Common signs of foreign object ingestion generally include:
• Hyporexia to anorexia
• Progressive weight loss
• Lack of appetite
Ferrets can become infected with both internal and external parasites. Protozoan parasites in the intestine can cause intestinal disease in ferrets. Annual microscopic fecal examinations will make diagnosis and treatment more accessible. External parasites that can infect ferrets include fleas, ticks, mange, and ear mites, which can be treated with topical and injectable medications. The severity of the parasitic infestation, whether internal or external, determines how it is treated. Infestations of parasites can be treated with a simple application of medication. However, if the parasites have infested the body in large numbers, surgery may be required.
The symptoms of parasitic infestation in ferrets are:
• Diarrhea (with or without blood)
• Weight loss
• Decreased activity
• Dull hair coat
• Straining to defecate
• Prolapse of the ferret’s rectum
• Red patches of skin
• Hair loss
It takes some effort on your part to keep your ferret healthy. Take your ferret to the vet as soon as possible if it is acting strangely, losing weight, having unusual feces color or texture, or exhibiting any other unusual behavior. Furthermore, it is best to keep your knowledge updated to be aware of your pet's well-being.
You may reach out to our veterinary resources if you need information regarding ferret diseases. Vet and Tech contain information on animal diseases that can broaden your knowledge. Learn about diseases and how to keep yourself and your ferrets healthy through our resource on common diseases.
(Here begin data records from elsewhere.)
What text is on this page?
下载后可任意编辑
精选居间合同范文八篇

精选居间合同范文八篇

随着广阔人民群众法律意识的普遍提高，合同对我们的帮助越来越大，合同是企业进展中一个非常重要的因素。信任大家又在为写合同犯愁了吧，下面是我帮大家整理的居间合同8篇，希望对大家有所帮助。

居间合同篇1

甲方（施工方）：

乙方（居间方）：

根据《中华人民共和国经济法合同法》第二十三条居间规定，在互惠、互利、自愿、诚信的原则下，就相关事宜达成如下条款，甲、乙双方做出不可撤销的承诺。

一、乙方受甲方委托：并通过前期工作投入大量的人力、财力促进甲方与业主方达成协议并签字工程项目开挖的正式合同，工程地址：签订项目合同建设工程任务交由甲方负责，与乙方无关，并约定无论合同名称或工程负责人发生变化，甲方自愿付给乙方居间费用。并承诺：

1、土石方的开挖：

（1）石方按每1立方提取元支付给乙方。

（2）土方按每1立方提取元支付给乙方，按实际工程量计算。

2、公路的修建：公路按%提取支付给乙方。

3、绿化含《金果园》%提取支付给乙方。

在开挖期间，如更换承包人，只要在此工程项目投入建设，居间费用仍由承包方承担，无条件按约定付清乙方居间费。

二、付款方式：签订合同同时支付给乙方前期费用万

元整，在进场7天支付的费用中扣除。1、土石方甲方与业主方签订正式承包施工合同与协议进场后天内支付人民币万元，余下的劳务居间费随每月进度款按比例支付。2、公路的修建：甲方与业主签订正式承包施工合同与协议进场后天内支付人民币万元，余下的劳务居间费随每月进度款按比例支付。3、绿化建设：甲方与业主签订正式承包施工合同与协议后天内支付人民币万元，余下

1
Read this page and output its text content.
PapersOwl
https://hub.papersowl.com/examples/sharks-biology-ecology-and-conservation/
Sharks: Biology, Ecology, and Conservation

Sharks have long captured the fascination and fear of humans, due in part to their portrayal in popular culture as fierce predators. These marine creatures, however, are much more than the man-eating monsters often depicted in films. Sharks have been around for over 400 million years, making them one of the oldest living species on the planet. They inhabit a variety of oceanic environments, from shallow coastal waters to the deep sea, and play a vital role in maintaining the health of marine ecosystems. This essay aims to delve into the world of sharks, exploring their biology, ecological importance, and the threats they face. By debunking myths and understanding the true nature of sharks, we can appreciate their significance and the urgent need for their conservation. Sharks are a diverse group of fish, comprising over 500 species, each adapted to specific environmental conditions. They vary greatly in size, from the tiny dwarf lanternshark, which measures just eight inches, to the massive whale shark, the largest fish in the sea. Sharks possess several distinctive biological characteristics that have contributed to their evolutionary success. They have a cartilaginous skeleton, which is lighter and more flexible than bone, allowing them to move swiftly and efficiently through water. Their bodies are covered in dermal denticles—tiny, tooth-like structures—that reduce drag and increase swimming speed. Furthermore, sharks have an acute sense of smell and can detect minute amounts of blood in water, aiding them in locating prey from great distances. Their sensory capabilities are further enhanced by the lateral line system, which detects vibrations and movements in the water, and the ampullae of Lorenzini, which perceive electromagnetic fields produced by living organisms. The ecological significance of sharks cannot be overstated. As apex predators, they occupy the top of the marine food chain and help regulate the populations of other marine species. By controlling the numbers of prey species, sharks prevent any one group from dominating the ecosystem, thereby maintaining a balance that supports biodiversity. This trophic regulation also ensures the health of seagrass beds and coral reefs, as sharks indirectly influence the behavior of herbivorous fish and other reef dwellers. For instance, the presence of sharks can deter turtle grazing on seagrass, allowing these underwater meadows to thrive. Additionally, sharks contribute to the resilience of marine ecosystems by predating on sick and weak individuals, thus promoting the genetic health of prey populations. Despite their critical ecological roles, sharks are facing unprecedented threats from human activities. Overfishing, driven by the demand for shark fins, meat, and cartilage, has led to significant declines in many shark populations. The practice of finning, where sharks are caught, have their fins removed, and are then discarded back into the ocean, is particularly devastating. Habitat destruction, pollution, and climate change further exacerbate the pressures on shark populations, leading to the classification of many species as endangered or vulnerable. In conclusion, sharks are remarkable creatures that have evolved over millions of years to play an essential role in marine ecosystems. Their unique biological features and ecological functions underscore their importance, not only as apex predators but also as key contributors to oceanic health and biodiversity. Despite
Frequently Asked Questions
How does a sick ferret appear?
If your pet appears listless, tired, or withdrawn, he may be unwell. When ferrets are sick, they may appear dazed and grind their teeth. Another red flag is pawing at the mouth, as is excessive drooling.
What causes ferret parasites?
Ferrets typically contract this infection after coming into contact with parasite-infested animal feces. These intestinal parasites can also be contracted by inhaling contaminated airborne particles.
What foods shouldn't be given to ferrets?
Ferrets enjoy sweets, dairy products, raisins, fruits, and vegetables, but these foods should be avoided because they can cause diarrhea and blood sugar swings. A piece of cooked meat is a rare treat.